Levana likely relates to Hebrew levanah, meaning "moon" or "white," and also echoes the Roman goddess Levana.
Levana arrives carrying twin heritages: one Hebrew, one Roman, each luminous in its own way. In Hebrew, levanah means "the moon" or "the white one" — from the root lavan, white — making Levana a sister name to Luna and Cynthia in the pantheon of lunar feminine names. The moon has been a symbol of feminine power, cycles of renewal, and the hidden rhythms of the natural world across virtually every human culture, and a name meaning simply "the moon" participates in all of that symbolism with quiet confidence.
In Roman religion, Levana was a specific goddess: the deity who presided over the moment a father lifted (levare) a newborn from the ground to acknowledge the child and welcome it into the family. Before that ritual, the infant's survival was uncertain; Levana's role was to sanctify the moment of acceptance and grant the child its place in the world. Thomas De Quincey immortalized this figure in his 1845 essay "Levana and Our Ladies of Sorrow," where she appears as a stately presence overseeing all of human childhood.

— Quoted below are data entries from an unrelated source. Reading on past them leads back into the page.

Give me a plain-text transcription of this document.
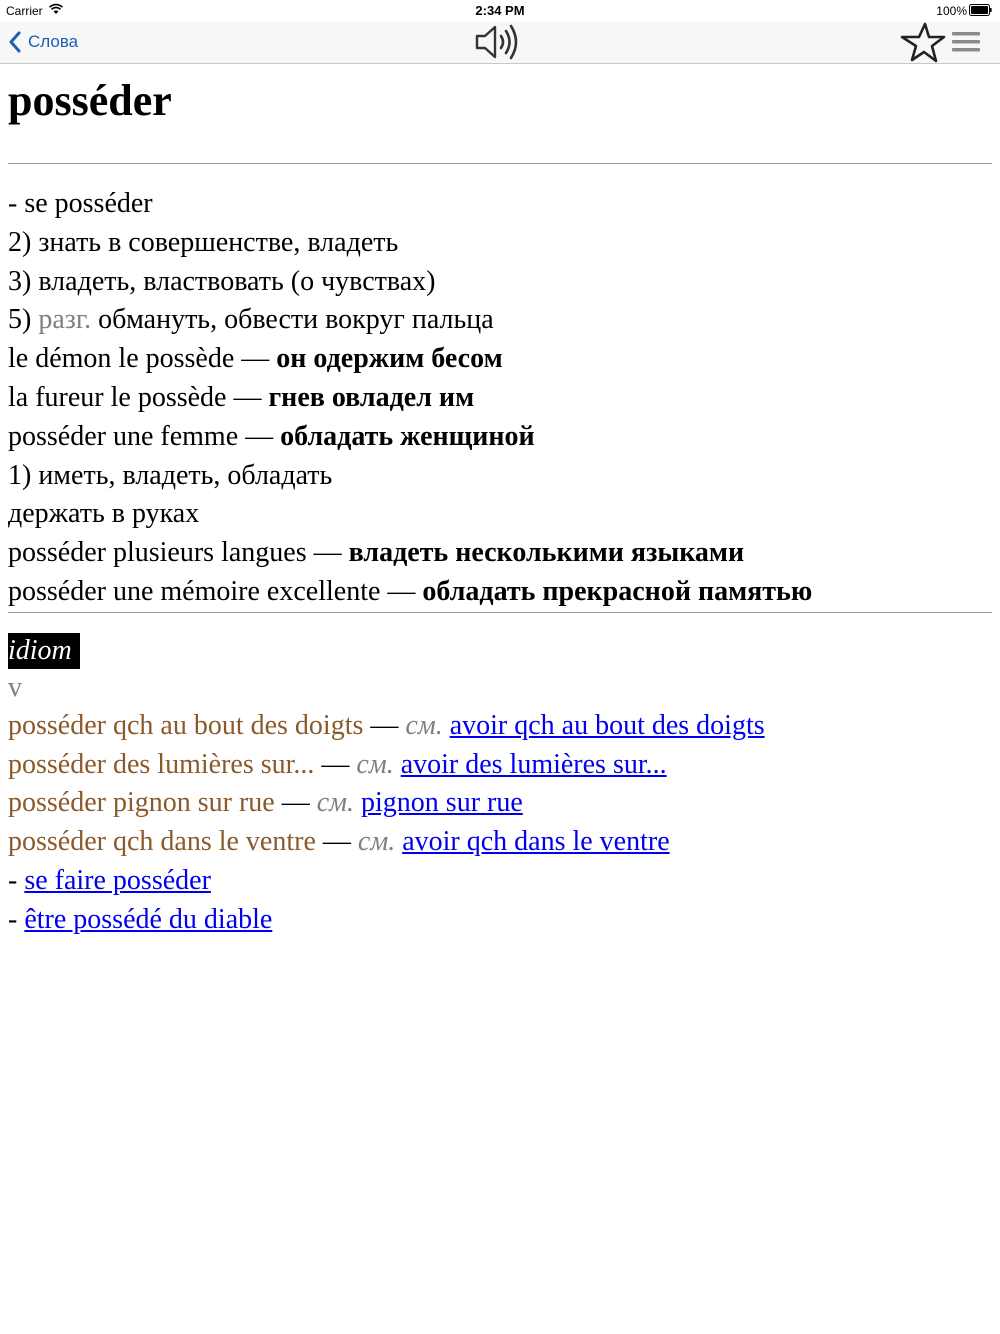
Carrier	2:34 PM	100%
Слова
posséder
- se posséder
2) знать в совершенстве, владеть
3) владеть, властвовать (о чувствах)
5) разг. обмануть, обвести вокруг пальца
le démon le possède — он одержим бесом
la fureur le possède — гнев овладел им
posséder une femme — обладать женщиной
1) иметь, владеть, обладать
держать в руках
posséder plusieurs langues — владеть несколькими языками
posséder une mémoire excellente — обладать прекрасной памятью
idiom
v
posséder qch au bout des doigts — см. avoir qch au bout des doigts
posséder des lumières sur... — см. avoir des lumières sur...
posséder pignon sur rue — см. pignon sur rue
posséder qch dans le ventre — см. avoir qch dans le ventre
- se faire posséder
- être possédé du diable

As a given name, Levana achieves something rare: it sounds modern and fresh to contemporary ears while reaching back to both Biblical Hebrew and classical Rome. It has been used in Israeli families for decades and is now attracting renewed interest internationally, particularly among parents who want a name with Jewish cultural roots that wears well outside specifically Jewish contexts. The name sounds like Savannah, Serena, and Lavinia while meaning something entirely its own.